Jeudi 2 octobre 1997
Aujourd'hui je ne peux pas aller l'hôpital.
A la pause déjeuner j'appelle François, la situation est stable, la fièvre aussi, des prélèvements sont en analyse et culture pour voir quelle bactérie ou virus est responsable de cette surchauffe.
La nuit dernière ils ont eu une longue conversation son compagnon et lui. Il lui a tout dit. Ça a été difficile, mais en même temps il se sent mieux.
L'aumônier passera le voir dans la journée à sa demande, il veut mettre certaines choses au clair avec lui. Une fois fait le tour des nouvelles importantes et sérieuses, pour détendre un peu, je lui raconte ma dernière bêtise...
J'ai un canapé noir et un chat de la même couleur... En sortant de la douche le téléphone sonne, je me précipite pour répondre et m'assois sur le canapé en prenant le combiné, bien entendu le chat était là où je pose mon fessier. Résultat 3 belles griffes sur les fesses qui m'ont fait un mal de chien... un correspondant téléphonique à moitié sourd à cause du cri que j'ai poussé et la honte du siècle auprès de mon banquier qui m'appelait car il bien fallu s'excuser du hurlement et je n'ai pas réussi à inventer un truc donc il a eu droit à la vérité... Ça a fait marrer François, le banquier avait moins d'humour, faut que je passe le voir samedi matin :(
Une fois rentrée chez moi le soir je me décide à ouvrir la fichue lettre qu'il m'avait remise. Je redoutais de la lire mais tant qu'à faire autant y procéder maintenant.
Les recommandations sont simples, il refuse l'acharnement thérapeutique, il va même un peu plus loin puisqu'il refuse qu'on continue de le soigner si son état, guéri, le rends aveugle, insuffisant respiratoire sévère, bref restreint considérablement son autonomie.
En cas de décès il souhaite une messe simple, il a fait la liste des musiques parmi lesquelles on peut choisir, certains textes aussi, il veut être enterré au cimetière neuf de la ville de ses parents car il est paysagé, sans pierres tombales et on sent l'océan. Il veut que l'intégralité de ce que contient la maison et de ses comptes en banque revienne à son compagnon, seule la maison reviendra à ses parents. Il me charge d'aider au déménagement.

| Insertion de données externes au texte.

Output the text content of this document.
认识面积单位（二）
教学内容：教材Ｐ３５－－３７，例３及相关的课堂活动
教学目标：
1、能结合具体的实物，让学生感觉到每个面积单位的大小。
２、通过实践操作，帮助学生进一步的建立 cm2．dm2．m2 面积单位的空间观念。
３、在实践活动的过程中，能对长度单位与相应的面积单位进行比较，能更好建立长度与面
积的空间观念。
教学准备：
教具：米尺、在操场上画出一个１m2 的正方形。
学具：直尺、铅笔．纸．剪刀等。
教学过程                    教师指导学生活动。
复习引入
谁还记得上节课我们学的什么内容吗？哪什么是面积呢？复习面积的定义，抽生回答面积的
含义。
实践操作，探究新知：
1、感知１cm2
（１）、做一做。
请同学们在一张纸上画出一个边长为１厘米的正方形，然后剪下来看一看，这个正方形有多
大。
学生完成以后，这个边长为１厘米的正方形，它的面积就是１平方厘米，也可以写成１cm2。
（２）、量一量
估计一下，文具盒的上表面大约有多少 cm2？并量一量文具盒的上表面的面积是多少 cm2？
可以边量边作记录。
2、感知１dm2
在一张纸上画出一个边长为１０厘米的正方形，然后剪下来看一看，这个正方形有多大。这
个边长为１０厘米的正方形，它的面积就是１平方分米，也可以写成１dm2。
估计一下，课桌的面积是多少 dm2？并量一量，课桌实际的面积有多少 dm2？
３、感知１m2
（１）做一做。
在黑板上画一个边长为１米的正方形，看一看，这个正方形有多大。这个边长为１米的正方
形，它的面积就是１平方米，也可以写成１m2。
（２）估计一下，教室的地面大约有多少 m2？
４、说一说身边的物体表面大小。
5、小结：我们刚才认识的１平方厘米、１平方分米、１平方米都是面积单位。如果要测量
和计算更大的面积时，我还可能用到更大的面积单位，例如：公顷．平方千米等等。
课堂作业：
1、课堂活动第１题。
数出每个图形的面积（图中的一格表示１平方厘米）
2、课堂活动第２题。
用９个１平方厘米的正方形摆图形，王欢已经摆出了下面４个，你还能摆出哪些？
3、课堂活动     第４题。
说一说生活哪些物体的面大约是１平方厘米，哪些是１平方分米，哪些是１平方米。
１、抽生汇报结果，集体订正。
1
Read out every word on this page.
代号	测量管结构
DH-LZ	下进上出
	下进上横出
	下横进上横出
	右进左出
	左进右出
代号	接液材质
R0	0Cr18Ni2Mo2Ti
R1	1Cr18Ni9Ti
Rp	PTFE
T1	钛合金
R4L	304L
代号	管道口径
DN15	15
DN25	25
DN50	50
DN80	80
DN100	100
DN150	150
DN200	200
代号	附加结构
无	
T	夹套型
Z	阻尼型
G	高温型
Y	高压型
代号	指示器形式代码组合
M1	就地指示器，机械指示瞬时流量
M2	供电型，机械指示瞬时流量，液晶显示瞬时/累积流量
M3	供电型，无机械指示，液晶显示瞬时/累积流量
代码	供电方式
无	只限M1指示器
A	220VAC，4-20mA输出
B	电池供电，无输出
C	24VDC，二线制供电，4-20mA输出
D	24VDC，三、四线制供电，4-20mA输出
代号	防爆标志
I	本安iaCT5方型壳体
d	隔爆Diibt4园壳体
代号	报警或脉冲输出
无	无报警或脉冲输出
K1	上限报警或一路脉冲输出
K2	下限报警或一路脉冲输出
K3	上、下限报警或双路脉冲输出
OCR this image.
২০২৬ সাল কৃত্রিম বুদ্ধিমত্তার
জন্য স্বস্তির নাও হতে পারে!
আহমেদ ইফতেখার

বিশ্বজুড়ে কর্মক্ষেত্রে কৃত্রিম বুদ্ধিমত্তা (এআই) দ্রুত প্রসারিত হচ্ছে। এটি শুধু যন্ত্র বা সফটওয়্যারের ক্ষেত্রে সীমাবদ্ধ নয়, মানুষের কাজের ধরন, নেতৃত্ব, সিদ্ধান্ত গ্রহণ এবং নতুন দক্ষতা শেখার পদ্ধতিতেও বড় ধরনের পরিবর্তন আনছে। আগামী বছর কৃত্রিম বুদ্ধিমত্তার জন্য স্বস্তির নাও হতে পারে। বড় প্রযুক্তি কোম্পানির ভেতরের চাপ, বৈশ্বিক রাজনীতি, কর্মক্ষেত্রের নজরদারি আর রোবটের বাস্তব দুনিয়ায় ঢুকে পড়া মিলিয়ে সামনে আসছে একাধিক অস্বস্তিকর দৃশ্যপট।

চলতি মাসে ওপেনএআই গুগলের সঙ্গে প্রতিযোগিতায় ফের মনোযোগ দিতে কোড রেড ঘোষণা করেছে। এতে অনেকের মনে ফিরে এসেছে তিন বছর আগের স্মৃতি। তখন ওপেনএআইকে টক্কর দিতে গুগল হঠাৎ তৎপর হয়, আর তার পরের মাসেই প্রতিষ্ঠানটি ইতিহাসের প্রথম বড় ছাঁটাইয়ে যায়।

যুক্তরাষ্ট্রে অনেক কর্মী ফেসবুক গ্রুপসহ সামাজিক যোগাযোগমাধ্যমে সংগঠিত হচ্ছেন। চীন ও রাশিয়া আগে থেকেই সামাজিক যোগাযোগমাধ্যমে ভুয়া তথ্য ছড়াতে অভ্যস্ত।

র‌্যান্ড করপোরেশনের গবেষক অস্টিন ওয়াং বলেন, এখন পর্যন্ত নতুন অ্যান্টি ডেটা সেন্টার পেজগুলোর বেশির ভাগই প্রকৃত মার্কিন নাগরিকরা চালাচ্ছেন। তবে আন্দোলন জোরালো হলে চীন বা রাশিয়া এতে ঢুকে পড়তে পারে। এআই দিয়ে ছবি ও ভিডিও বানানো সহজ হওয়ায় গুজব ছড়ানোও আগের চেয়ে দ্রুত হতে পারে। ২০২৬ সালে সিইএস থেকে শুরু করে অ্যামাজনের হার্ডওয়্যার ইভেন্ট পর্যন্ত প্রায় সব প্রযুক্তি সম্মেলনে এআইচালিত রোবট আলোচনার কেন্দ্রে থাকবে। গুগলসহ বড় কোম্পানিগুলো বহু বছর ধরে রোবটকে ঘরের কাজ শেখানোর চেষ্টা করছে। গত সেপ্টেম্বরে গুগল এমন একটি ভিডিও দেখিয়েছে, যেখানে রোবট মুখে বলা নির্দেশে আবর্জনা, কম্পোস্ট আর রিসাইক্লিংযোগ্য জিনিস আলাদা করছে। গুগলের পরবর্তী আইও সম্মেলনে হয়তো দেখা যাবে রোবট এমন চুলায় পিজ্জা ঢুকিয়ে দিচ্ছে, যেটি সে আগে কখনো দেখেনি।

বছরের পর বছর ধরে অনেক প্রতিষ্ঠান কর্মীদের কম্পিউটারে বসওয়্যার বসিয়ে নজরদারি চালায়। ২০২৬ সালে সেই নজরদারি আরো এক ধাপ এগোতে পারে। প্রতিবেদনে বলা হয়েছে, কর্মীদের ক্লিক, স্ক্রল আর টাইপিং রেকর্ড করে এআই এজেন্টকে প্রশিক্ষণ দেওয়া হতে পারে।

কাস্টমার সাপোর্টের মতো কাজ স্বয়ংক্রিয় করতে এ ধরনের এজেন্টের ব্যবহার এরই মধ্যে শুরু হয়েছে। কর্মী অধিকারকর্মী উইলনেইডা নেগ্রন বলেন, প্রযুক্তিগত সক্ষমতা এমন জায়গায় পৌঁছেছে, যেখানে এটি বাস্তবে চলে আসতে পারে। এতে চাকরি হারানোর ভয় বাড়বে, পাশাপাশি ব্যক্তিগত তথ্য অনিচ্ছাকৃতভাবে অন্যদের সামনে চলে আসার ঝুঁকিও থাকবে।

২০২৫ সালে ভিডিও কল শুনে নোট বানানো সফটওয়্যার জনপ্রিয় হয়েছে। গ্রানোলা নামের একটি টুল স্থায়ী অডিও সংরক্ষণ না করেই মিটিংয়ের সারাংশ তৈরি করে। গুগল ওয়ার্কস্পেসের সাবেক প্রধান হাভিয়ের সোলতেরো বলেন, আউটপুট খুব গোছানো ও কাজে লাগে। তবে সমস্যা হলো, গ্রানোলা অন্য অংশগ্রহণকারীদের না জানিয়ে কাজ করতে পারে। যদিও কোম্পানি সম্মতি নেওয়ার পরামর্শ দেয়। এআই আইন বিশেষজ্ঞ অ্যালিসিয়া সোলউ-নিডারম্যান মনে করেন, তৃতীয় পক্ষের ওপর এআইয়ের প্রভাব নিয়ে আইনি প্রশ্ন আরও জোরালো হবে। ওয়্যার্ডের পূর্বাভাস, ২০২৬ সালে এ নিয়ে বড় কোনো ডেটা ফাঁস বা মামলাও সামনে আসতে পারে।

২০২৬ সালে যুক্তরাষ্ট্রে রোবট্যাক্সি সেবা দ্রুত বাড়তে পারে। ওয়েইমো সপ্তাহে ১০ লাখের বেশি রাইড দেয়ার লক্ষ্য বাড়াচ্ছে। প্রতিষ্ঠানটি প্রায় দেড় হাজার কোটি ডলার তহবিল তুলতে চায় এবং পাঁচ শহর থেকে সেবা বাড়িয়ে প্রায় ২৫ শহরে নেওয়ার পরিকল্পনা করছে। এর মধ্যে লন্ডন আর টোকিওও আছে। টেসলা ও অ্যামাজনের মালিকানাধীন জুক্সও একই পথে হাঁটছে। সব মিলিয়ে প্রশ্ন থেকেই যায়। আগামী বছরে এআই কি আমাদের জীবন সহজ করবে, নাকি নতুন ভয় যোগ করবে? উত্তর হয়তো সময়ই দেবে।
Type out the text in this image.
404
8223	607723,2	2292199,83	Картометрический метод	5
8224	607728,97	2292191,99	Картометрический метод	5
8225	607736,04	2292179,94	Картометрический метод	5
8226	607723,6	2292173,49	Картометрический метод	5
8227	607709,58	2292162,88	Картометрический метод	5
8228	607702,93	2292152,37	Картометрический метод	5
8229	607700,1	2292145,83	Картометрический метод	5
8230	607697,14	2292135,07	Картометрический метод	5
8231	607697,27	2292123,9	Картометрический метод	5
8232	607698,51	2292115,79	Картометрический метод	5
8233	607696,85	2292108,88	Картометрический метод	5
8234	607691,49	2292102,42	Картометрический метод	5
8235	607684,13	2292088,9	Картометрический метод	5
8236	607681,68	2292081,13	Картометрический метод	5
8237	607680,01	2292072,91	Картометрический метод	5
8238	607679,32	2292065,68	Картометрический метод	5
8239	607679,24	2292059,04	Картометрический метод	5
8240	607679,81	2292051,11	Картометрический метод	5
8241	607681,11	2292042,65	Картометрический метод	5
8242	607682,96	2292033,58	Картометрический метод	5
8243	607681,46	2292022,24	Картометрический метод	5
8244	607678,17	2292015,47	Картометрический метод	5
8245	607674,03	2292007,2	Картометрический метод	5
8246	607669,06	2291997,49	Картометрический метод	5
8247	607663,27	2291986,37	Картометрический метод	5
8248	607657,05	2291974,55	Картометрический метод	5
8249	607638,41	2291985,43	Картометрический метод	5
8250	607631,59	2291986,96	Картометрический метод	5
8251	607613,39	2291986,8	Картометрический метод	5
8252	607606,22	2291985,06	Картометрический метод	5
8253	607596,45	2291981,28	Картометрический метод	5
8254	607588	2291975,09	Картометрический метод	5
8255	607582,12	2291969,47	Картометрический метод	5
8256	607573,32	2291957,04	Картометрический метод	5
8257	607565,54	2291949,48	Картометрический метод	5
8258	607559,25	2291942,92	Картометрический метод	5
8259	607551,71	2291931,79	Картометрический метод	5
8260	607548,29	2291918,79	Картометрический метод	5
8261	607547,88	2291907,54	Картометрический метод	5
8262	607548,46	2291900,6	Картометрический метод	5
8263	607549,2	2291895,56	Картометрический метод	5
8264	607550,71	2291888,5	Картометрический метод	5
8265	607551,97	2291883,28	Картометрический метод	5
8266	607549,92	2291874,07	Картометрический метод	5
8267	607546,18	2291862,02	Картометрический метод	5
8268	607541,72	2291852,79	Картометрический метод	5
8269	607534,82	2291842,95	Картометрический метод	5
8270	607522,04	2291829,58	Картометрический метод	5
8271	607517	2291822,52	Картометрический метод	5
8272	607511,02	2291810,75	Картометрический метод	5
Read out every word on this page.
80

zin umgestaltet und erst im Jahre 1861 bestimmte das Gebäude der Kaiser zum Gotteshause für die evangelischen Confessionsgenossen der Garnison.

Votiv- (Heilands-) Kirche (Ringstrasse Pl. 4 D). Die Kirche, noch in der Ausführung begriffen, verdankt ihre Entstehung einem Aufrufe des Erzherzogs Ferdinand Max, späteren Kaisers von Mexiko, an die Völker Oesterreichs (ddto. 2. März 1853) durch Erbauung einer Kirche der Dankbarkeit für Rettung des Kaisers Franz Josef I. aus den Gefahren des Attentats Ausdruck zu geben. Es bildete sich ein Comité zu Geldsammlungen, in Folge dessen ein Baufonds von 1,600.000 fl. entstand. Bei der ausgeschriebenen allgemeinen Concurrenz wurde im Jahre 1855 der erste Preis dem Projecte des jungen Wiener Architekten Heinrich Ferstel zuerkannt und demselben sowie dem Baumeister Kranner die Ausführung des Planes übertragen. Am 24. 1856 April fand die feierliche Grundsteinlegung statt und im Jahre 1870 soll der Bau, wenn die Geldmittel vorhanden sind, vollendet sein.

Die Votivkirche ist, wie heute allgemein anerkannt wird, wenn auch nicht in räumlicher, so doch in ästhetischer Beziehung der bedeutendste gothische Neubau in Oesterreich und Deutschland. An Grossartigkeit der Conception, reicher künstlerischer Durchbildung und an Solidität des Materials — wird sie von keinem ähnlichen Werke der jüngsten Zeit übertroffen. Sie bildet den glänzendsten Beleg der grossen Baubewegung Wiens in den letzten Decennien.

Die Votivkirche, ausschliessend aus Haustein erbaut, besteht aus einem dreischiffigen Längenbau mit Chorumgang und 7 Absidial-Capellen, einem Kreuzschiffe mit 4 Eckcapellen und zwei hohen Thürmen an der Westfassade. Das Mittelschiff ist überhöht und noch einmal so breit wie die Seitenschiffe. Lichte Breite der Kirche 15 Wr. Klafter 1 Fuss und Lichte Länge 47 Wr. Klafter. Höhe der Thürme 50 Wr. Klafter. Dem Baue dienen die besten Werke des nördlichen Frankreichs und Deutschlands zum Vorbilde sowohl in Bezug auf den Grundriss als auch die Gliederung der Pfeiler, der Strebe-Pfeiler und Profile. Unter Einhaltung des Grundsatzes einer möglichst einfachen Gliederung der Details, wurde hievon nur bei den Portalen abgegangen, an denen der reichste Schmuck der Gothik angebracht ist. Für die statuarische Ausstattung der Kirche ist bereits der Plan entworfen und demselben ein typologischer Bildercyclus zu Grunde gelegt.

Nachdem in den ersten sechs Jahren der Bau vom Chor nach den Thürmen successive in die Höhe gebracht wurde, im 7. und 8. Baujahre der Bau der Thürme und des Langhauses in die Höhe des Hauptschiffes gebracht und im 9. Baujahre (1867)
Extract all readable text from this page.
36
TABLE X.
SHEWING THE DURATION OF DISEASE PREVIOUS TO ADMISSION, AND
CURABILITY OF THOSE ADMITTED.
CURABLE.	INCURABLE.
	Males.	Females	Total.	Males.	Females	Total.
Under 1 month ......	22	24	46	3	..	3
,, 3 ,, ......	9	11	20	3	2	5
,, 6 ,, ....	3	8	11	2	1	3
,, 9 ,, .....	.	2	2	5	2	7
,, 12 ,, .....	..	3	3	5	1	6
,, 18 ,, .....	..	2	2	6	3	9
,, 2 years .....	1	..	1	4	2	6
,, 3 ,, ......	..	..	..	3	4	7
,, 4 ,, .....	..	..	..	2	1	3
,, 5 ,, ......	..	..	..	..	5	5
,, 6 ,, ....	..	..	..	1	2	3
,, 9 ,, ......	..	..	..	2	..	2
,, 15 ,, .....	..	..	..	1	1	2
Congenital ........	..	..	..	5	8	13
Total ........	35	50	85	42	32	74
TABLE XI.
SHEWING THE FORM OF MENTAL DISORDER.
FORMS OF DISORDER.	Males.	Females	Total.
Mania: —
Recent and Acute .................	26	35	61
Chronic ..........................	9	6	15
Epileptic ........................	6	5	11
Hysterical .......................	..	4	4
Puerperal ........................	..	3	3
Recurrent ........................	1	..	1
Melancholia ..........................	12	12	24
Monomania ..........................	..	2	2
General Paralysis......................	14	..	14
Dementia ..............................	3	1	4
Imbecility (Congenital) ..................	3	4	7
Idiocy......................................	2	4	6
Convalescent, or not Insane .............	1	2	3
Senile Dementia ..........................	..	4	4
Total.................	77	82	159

Il m'attribue même le droit de choisir, avec son compagnon des objets souvenirs et d'office m'attribue le cendrier de cuivre qui nous a suivi lors de tant de soirées... Si ses parents jugent nécessaire de mettre une annonce dans le journal elle devra porter la mention Sida et les coordonnées d'une des associations de prévention et d'aide qu'il me laisse choisir.
Je vous laisse imaginer mon état à la lecture de tout ça...
En plus pas mal d'aspect ne dépendent pas de moi pour être respectés, il faut vérifier la légalité des choses et voir avec les médecins aussi... J'essaierai de lui en parler à ma prochaine visite.